A rather strange article appears in today’s Johnson’s Russia List #53 and I’m not sure why. It’s a piece by Alice Gomstyn called “Where the Cold War Still Rages” from the February 6, 2004 edition of the Chronicle of Higher Education. Gomstyn revisits the “totalitarian”/”revisionist” debate that has structured Russian historical studies in the United States for the last 25 years. I mention the article here because some readers might be interested especially since totalitarianism has recently appeared on this blog in conjunction with Khrushchev’s speech.
As a member of the so-called “post-revisionist” generation, I lament the passing relevance of this debate in Russian historical studies. When reading over that work one gets the sense that ideas mattered.

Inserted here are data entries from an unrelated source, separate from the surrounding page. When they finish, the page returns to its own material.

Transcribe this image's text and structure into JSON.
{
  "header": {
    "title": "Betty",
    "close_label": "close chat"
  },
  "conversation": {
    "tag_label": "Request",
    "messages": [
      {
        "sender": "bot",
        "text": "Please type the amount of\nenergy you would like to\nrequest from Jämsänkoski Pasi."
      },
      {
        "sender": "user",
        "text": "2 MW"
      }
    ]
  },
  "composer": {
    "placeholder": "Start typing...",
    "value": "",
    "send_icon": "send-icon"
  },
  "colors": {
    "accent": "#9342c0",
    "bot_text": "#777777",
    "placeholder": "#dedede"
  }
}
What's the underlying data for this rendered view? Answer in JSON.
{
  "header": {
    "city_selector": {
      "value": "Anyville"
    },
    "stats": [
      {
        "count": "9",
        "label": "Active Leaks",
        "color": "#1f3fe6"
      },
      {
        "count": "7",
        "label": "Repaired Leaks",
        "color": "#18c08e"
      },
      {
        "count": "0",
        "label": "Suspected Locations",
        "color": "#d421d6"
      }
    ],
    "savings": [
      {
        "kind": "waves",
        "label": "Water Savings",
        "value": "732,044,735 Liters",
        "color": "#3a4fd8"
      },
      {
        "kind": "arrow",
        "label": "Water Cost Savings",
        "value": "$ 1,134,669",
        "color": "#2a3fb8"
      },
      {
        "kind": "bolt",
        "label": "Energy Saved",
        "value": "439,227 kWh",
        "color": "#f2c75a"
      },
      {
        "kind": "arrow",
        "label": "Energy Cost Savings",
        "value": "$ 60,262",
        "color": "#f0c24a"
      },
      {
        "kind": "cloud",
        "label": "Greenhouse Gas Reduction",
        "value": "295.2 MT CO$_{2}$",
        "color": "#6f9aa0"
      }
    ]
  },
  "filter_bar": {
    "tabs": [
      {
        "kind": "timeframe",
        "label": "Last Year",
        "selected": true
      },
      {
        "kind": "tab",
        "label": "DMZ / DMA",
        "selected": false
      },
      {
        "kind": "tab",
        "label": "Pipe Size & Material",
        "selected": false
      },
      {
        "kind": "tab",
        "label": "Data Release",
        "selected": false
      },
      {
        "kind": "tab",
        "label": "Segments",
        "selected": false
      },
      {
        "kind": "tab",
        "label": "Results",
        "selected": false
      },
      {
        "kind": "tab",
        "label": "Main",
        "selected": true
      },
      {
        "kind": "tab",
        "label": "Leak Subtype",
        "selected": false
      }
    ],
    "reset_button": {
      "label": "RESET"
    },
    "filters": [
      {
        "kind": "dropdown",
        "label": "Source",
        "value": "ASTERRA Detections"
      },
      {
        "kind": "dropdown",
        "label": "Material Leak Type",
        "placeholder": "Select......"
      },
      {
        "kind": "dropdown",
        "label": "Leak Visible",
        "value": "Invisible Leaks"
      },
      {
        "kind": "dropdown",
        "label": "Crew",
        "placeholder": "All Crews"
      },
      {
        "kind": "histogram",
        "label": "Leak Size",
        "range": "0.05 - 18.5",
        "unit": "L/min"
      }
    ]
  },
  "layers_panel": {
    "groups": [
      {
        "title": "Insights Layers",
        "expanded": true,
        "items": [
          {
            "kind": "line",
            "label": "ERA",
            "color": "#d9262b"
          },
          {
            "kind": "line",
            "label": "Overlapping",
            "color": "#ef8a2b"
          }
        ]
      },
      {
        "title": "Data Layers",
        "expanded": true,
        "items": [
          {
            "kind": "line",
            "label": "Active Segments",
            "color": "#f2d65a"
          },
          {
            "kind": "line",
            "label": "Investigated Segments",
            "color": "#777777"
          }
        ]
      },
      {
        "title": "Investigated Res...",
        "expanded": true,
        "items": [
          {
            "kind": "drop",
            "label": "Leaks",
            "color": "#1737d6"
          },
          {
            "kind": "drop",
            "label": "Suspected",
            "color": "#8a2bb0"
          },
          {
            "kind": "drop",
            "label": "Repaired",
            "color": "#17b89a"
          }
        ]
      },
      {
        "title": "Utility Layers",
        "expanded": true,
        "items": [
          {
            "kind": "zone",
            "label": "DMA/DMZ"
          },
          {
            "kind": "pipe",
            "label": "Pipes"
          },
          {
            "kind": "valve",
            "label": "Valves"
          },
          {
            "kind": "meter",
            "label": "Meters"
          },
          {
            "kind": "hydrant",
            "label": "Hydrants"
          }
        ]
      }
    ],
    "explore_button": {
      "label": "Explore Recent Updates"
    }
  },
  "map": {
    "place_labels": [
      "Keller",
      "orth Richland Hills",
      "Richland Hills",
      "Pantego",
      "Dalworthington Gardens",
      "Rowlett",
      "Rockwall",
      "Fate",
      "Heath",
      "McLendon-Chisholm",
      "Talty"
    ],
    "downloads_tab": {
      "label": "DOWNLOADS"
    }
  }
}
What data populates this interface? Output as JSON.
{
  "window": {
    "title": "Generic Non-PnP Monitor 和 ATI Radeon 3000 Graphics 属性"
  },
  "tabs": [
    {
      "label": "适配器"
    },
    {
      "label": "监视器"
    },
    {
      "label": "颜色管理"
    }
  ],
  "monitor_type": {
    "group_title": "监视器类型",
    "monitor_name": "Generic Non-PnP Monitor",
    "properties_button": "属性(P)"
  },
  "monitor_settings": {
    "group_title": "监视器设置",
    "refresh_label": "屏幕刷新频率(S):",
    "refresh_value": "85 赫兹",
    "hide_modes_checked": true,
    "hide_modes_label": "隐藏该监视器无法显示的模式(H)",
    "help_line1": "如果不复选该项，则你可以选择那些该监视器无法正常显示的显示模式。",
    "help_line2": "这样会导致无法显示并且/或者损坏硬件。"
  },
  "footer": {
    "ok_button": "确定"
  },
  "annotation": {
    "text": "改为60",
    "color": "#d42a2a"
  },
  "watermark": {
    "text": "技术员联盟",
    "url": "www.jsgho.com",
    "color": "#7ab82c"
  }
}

The polemics that fueled it made the scholarship people were producing exciting. I can’t say the same for now. I just don’t see the debates over modernity, periodization, the (in)applicability of Foucault, the linguistic turn, etc as having as much punch as the totalitarian/revisionist debate. The creation of schools like the so-called “Soviet subjectivity school” out of the work of really two scholars seems manufactured and forced, if not down right lame. As does claims about the emergence of a “neo-totalitarian” school. They just leave me limp.
The only light I see at the end of this tunnel of boredom is perhaps some of the interesting scholarship being done of nationality and ethnicity. But until we see whether that scholarship will make an impact on the field, I will have to sit around and lose myself in nostalgia for more political charged times.